I built a free, no-registration noise evidence generator for tenant noise complaints.
Features: - Supports 27 US cities with accurate noise ordinances - Real-time recording + professional court-ready PDF reports - 100% local processing (no data upload, privacy-first) - Auto day/night noise limit detection - Completely free (10 PDF generations/day)
Why: As a tenant dealing with noise issues, I was frustrated that existing tools either required subscriptions or uploaded data to servers. This tool is: - Totally free, no hidden costs - No registration or installation required - All processing happens locally on your device
Website: https://noiseevidence.com
Feedback welcome!
If I may give constructing feedback then, "noise evidence generator" sounds like you're creating fake noise proof to fool courts. The name needs to be revised.
"recorder" might feel less like it's inventing things.
More justification for my mortgage for my well-insulated, single family home with air and distance from my neighbors. Me and my subwoofers escape litigation facilitated by this SaaS.
How do we know microphones on different devices are calibrated to record the same power readings? Do you have court-ready documents to show this?
Congratulations on building a nice-looking app that addresses a legitimate need.
I'd like to see some proof that this is able to accurately measure noise level across a range of devices. The CDC have a sound meter app [1] which has been tested to 2db accuracy, and they only make that available on specific Apple devices because calculating noise level depends on the hardware.
I'm sorry to ask, but I'm seeing many cases of AI apps making accuracy claims based on the author’s ‘reasonableness spot checks’ but with no statistical testing that the outputs are accurate.
The NIOSH app on my iPhone matches the calibrated meter I have so it’s feasible.
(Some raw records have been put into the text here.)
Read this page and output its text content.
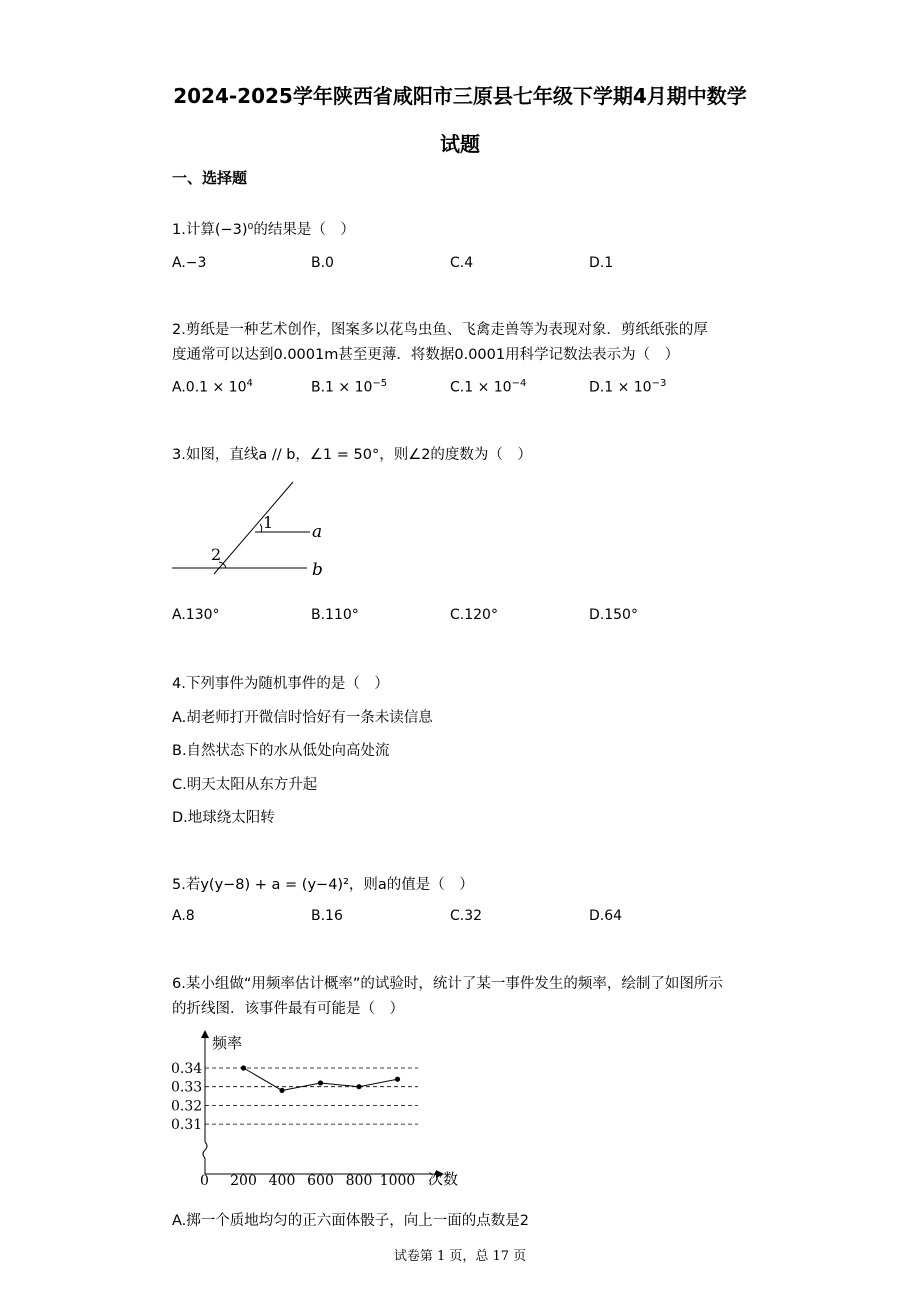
2024-2025学年陕西省咸阳市三原县七年级下学期4月期中数学
试题
一、选择题
1.计算(−3)⁰的结果是（　）
A.−3	B.0	C.4	D.1
2.剪纸是一种艺术创作，图案多以花鸟虫鱼、飞禽走兽等为表现对象．剪纸纸张的厚
度通常可以达到0.0001m甚至更薄．将数据0.0001用科学记数法表示为（　）
$A.0.1 \times 10^4$	$B.1 \times 10^{-5}$	$C.1 \times 10^{-4}$	$D.1 \times 10^{-3}$
3.如图，直线a // b，∠1 = 50°，则∠2的度数为（　）
1
2
a
b
A.130°	B.110°	C.120°	D.150°
4.下列事件为随机事件的是（　）
A.胡老师打开微信时恰好有一条未读信息
B.自然状态下的水从低处向高处流
C.明天太阳从东方升起
D.地球绕太阳转
5.若y(y−8) + a = (y−4)²，则a的值是（　）
A.8	B.16	C.32	D.64
6.某小组做“用频率估计概率”的试验时，统计了某一事件发生的频率，绘制了如图所示
的折线图．该事件最有可能是（　）
0.34
0.33
0.32
0.31
200 400 600 800 1000
频率
次数
0
A.掷一个质地均匀的正六面体骰子，向上一面的点数是2
试卷第 1 页，总 17 页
However the app has the appearance of vibecoding. The proof of the pudding is in the eating so that doesn’t matter if it works. Have you tried using it?
How do you calibrate?
I mean, the sensitivity of the microphones varies a lot.
Legal proof needs a metrological chain of trust.
I'm guessing you vibe-coded this and let the model hallucinate the decibel thresholds? I randomly googled a couple (Philly and Fort Worth) and the limits shown in the UI don't match up with any law I could find. Philly doesn't have a specific decibel threshold (the law is based on decibels above standard background noise) and Fort Worth's is 70 / 60, not 60 / 55, with higher limits in non-residential areas.
So it's safe to assume that most of the other limits hardcoded in the tool are wrong as well. Pretty irresponsible to release this without even taking the few minutes to research the laws yourself.
A few more concerning claims:
- "US One-Party Consent": This is not a thing, it varies by jurisdiction. Many states are two-party consent.
- "Standards database updated quarterly from public records": It would not appear that way!
- "Not Legal Advice": You are giving legal advice, and it's incorrect.